I continue to get pushback from my email a few weeks ago in which I said (and presented plenty of data) that teachers are not underpaid, adding: "I'm not against paying certain teachers more (math & science, those willing to teach in the toughest schools and, most importantly, those who really deliver high levels of student learning), but the main problem in our country is not that overall teacher pay is too low, it's how teachers are paid."
One friend wrote:
What entry salary for teachers do you think attracts quality? And what should a four-year good teacher earn? I have 2 fabulous colleagues (who moved student achievement) who left teaching because they couldn't afford to stay. I think the salaries do matter if we want to attract and ultimately retain quality the scale we need.
Anyone ill-informed enough to think that pouring more money into a broken and dysfunctional school system will lead to improvement needs to look no further than New Jersey to see how wrong this is. If anything, more money without reform simply empowers and entrenches the catastrophic status quo.
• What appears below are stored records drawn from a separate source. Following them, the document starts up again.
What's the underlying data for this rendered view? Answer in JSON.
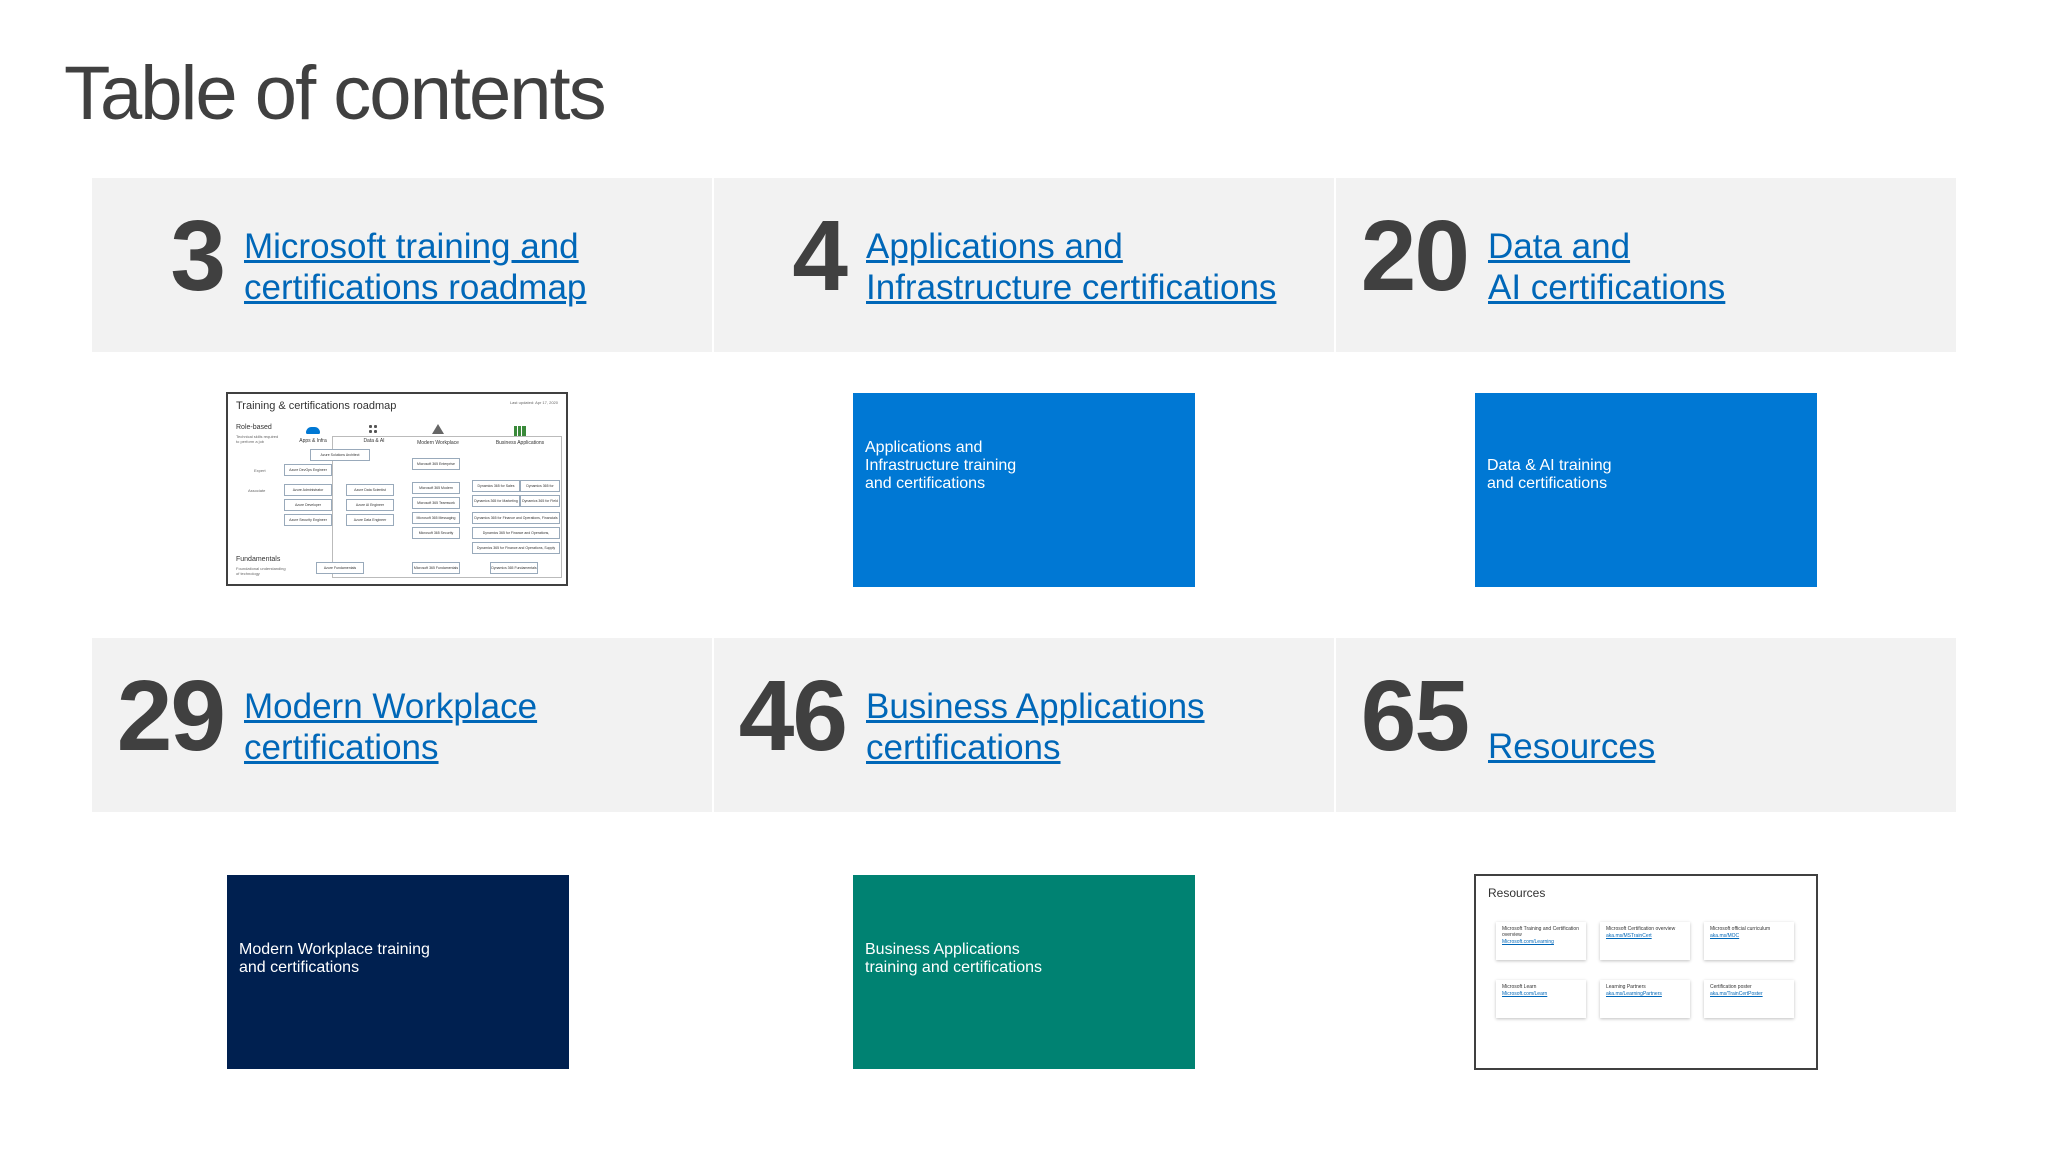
{
  "page": {
    "title": "Table of contents"
  },
  "sections": [
    {
      "number": "3",
      "line1": "Microsoft training and",
      "line2": "certifications roadmap"
    },
    {
      "number": "4",
      "line1": "Applications and",
      "line2": "Infrastructure certifications"
    },
    {
      "number": "20",
      "line1": "Data and",
      "line2": "AI certifications"
    },
    {
      "number": "29",
      "line1": "Modern Workplace",
      "line2": "certifications"
    },
    {
      "number": "46",
      "line1": "Business Applications",
      "line2": "certifications"
    },
    {
      "number": "65",
      "line1": "Resources",
      "line2": ""
    }
  ],
  "thumbnails": {
    "roadmap": {
      "title": "Training & certifications roadmap",
      "date": "Last updated: Apr 17, 2020",
      "role_based": "Role-based",
      "role_based_desc": "Technical skills required to perform a job",
      "expert": "Expert",
      "associate": "Associate",
      "fundamentals": "Fundamentals",
      "fundamentals_desc": "Foundational understanding of technology",
      "columns": [
        "Apps & Infra",
        "Data & AI",
        "Modern Workplace",
        "Business Applications"
      ],
      "boxes": {
        "solutions_architect": "Azure Solutions Architect",
        "devops": "Azure DevOps Engineer",
        "m365_enterprise": "Microsoft 365 Enterprise Administrator",
        "azure_admin": "Azure Administrator",
        "azure_dev": "Azure Developer",
        "azure_security": "Azure Security Engineer",
        "data_scientist": "Azure Data Scientist",
        "ai_engineer": "Azure AI Engineer",
        "data_engineer": "Azure Data Engineer",
        "m365_desktop": "Microsoft 365 Modern Desktop Administrator",
        "m365_teamwork": "Microsoft 365 Teamwork Administrator",
        "m365_messaging": "Microsoft 365 Messaging Administrator",
        "m365_security": "Microsoft 365 Security Administrator",
        "d365_sales": "Dynamics 365 for Sales Functional Consultant",
        "d365_cs": "Dynamics 365 for Customer Service Functional Consultant",
        "d365_marketing": "Dynamics 365 for Marketing Functional Consultant",
        "d365_field": "Dynamics 365 for Field Service Functional Consultant",
        "d365_finance": "Dynamics 365 for Finance and Operations, Financials Functional Consultant",
        "d365_mfg": "Dynamics 365 for Finance and Operations, Manufacturing Functional Consultant",
        "d365_scm": "Dynamics 365 for Finance and Operations, Supply Chain Management Functional Consultant",
        "azure_fund": "Azure Fundamentals",
        "m365_fund": "Microsoft 365 Fundamentals",
        "d365_fund": "Dynamics 365 Fundamentals"
      }
    },
    "apps_infra": {
      "line1": "Applications and",
      "line2": "Infrastructure training",
      "line3": "and certifications"
    },
    "data_ai": {
      "line1": "Data & AI training",
      "line2": "and certifications"
    },
    "modern_workplace": {
      "line1": "Modern Workplace training",
      "line2": "and certifications"
    },
    "business_apps": {
      "line1": "Business Applications",
      "line2": "training and certifications"
    },
    "resources": {
      "title": "Resources",
      "cards": [
        {
          "label": "Microsoft Training and Certification overview",
          "url": "Microsoft.com/Learning"
        },
        {
          "label": "Microsoft Certification overview",
          "url": "aka.ms/MSTrainCert"
        },
        {
          "label": "Microsoft official curriculum",
          "url": "aka.ms/MOC"
        },
        {
          "label": "Microsoft Learn",
          "url": "Microsoft.com/Learn"
        },
        {
          "label": "Learning Partners",
          "url": "aka.ms/LearningPartners"
        },
        {
          "label": "Certification poster",
          "url": "aka.ms/TrainCertPoster"
        }
      ]
    }
  },
  "colors": {
    "link": "#0067b8",
    "band": "#f2f2f2",
    "blue": "#0078d4",
    "navy": "#002050",
    "teal": "#008272",
    "text": "#404040"
  }
}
To be clear: I am not advocating funding cuts for our schools. Precisely the opposite, in fact: our schools do need more money if it is properly spent in ways that truly benefit children. In addition, the practical reality is that additional funding is almost always necessary to grease the wheels of reform.
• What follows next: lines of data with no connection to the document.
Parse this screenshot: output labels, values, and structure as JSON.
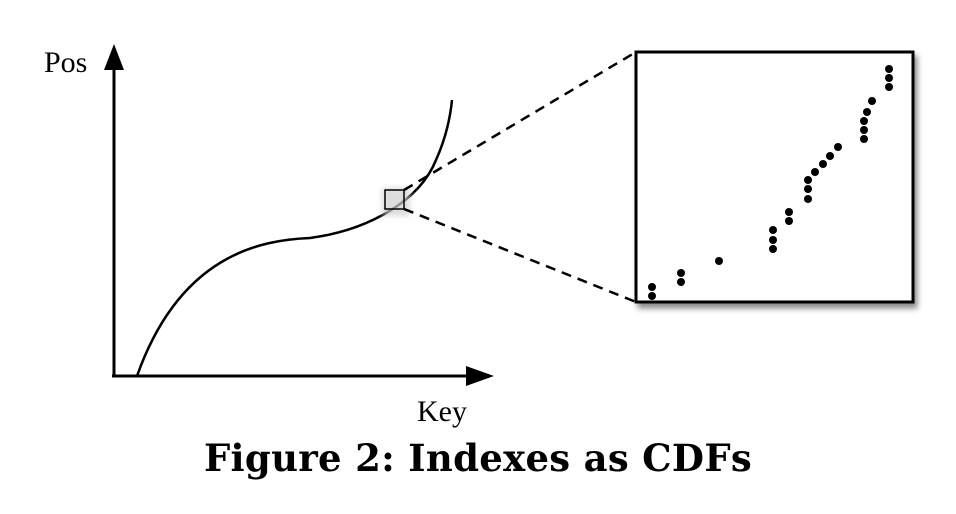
{
  "diagram": {
    "y_axis_label": "Pos",
    "x_axis_label": "Key",
    "caption": "Figure 2: Indexes as CDFs"
  },
  "zoom_points_count_visible": true,
  "colors": {
    "ink": "#000000",
    "shadow": "#9a9a9a",
    "highlight": "#e6e6e6"
  }
}
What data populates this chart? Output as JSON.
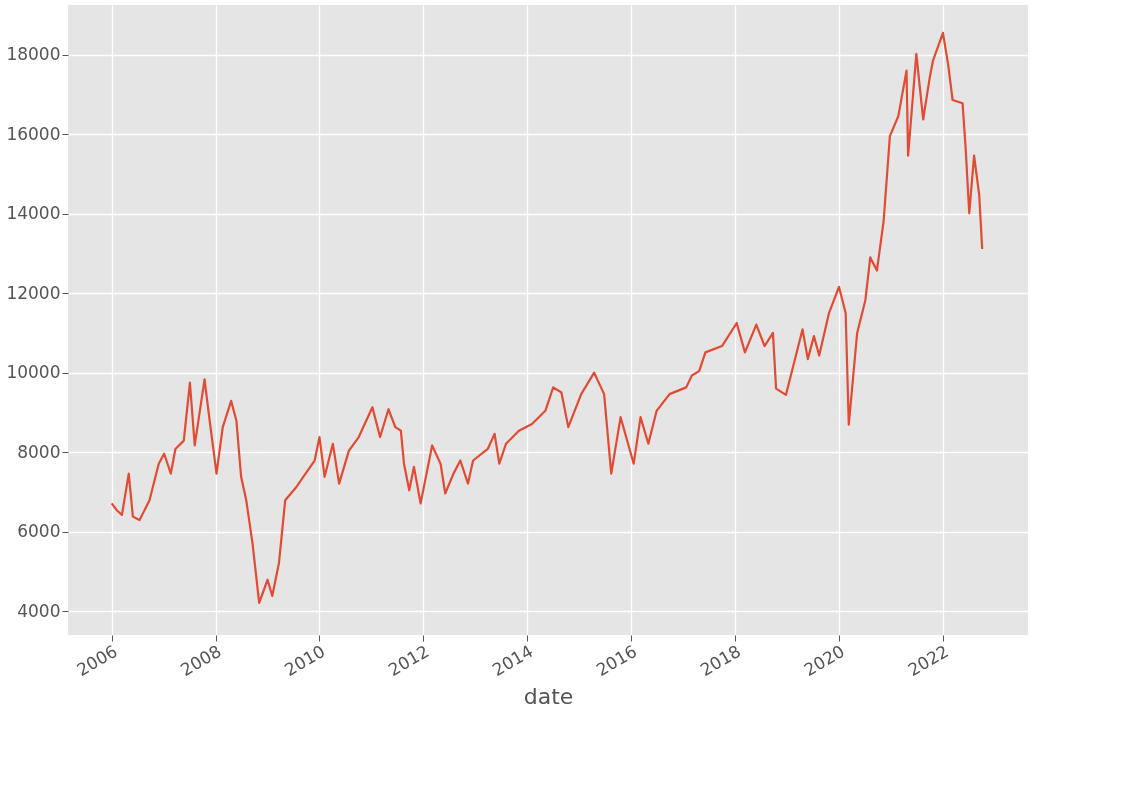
{
  "chart_data": {
    "type": "line",
    "xlabel": "date",
    "color": "#e24a33",
    "grid": true,
    "marker": "none",
    "line_style": "solid",
    "x": [
      "2006-01-01",
      "2006-02-06",
      "2006-03-14",
      "2006-05-01",
      "2006-05-30",
      "2006-07-16",
      "2006-09-24",
      "2006-11-28",
      "2007-01-05",
      "2007-02-21",
      "2007-03-25",
      "2007-05-23",
      "2007-07-05",
      "2007-08-08",
      "2007-09-13",
      "2007-10-16",
      "2007-11-21",
      "2008-01-08",
      "2008-02-21",
      "2008-04-20",
      "2008-05-27",
      "2008-06-29",
      "2008-08-04",
      "2008-09-17",
      "2008-11-03",
      "2009-01-01",
      "2009-02-03",
      "2009-03-22",
      "2009-05-05",
      "2009-07-24",
      "2009-09-09",
      "2009-11-28",
      "2010-01-01",
      "2010-02-06",
      "2010-04-05",
      "2010-05-19",
      "2010-07-27",
      "2010-10-04",
      "2011-01-08",
      "2011-03-03",
      "2011-05-01",
      "2011-06-18",
      "2011-07-27",
      "2011-08-18",
      "2011-09-24",
      "2011-10-27",
      "2011-12-13",
      "2012-03-03",
      "2012-05-01",
      "2012-06-03",
      "2012-07-31",
      "2012-09-17",
      "2012-11-10",
      "2012-12-16",
      "2013-03-29",
      "2013-05-16",
      "2013-06-18",
      "2013-08-04",
      "2013-11-03",
      "2014-02-03",
      "2014-05-08",
      "2014-07-02",
      "2014-08-29",
      "2014-10-16",
      "2015-01-15",
      "2015-04-16",
      "2015-06-25",
      "2015-08-14",
      "2015-10-19",
      "2016-01-19",
      "2016-03-07",
      "2016-05-01",
      "2016-06-28",
      "2016-09-27",
      "2017-01-22",
      "2017-03-03",
      "2017-04-23",
      "2017-06-06",
      "2017-10-01",
      "2018-01-12",
      "2018-03-11",
      "2018-05-30",
      "2018-07-27",
      "2018-09-24",
      "2018-10-16",
      "2018-12-24",
      "2019-04-20",
      "2019-05-27",
      "2019-07-09",
      "2019-08-15",
      "2019-10-23",
      "2020-01-01",
      "2020-02-17",
      "2020-03-10",
      "2020-05-08",
      "2020-07-05",
      "2020-08-08",
      "2020-09-24",
      "2020-11-10",
      "2020-12-24",
      "2021-02-21",
      "2021-04-20",
      "2021-05-01",
      "2021-06-28",
      "2021-08-15",
      "2021-10-01",
      "2021-10-23",
      "2022-01-01",
      "2022-02-06",
      "2022-03-10",
      "2022-05-19",
      "2022-06-10",
      "2022-07-05",
      "2022-08-08",
      "2022-09-13",
      "2022-10-04"
    ],
    "values": [
      6710,
      6540,
      6420,
      7460,
      6380,
      6290,
      6790,
      7710,
      7960,
      7460,
      8080,
      8290,
      9750,
      8170,
      9040,
      9830,
      8790,
      7460,
      8630,
      9290,
      8790,
      7380,
      6790,
      5710,
      4210,
      4790,
      4380,
      5210,
      6790,
      7130,
      7380,
      7790,
      8380,
      7380,
      8210,
      7210,
      8040,
      8380,
      9130,
      8380,
      9080,
      8630,
      8540,
      7710,
      7040,
      7630,
      6710,
      8170,
      7710,
      6960,
      7460,
      7790,
      7210,
      7790,
      8080,
      8460,
      7710,
      8210,
      8540,
      8710,
      9040,
      9630,
      9500,
      8630,
      9460,
      10000,
      9460,
      7460,
      8880,
      7710,
      8880,
      8210,
      9040,
      9460,
      9630,
      9930,
      10040,
      10510,
      10670,
      11250,
      10510,
      11210,
      10670,
      11000,
      9600,
      9440,
      11090,
      10340,
      10920,
      10430,
      11500,
      12160,
      11500,
      8690,
      11000,
      11830,
      12900,
      12570,
      13810,
      15950,
      16450,
      17600,
      15460,
      18020,
      16370,
      17440,
      17850,
      18550,
      17770,
      16860,
      16780,
      15620,
      14010,
      15460,
      14470,
      13110
    ],
    "xlim": [
      "2005-02-28",
      "2023-08-22"
    ],
    "xticks": [
      "2006",
      "2008",
      "2010",
      "2012",
      "2014",
      "2016",
      "2018",
      "2020",
      "2022"
    ],
    "ylim": [
      3400,
      19250
    ],
    "yticks": [
      4000,
      6000,
      8000,
      10000,
      12000,
      14000,
      16000,
      18000
    ]
  }
}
In summary, I'm adamantly opposed to paying teachers more if the extra money is simply poured into the current broken system, in which there's lockstep pay, with everything driven by seniority. As Newark proves (the highest-paid teachers in the country, at $77,000/year on average), this does not result in higher teacher quality. But, you will find no greater champion of higher teacher pay than me if it's accompanied by a sensible compensation system that attracts and rewards (both financially and in other ways) top performers.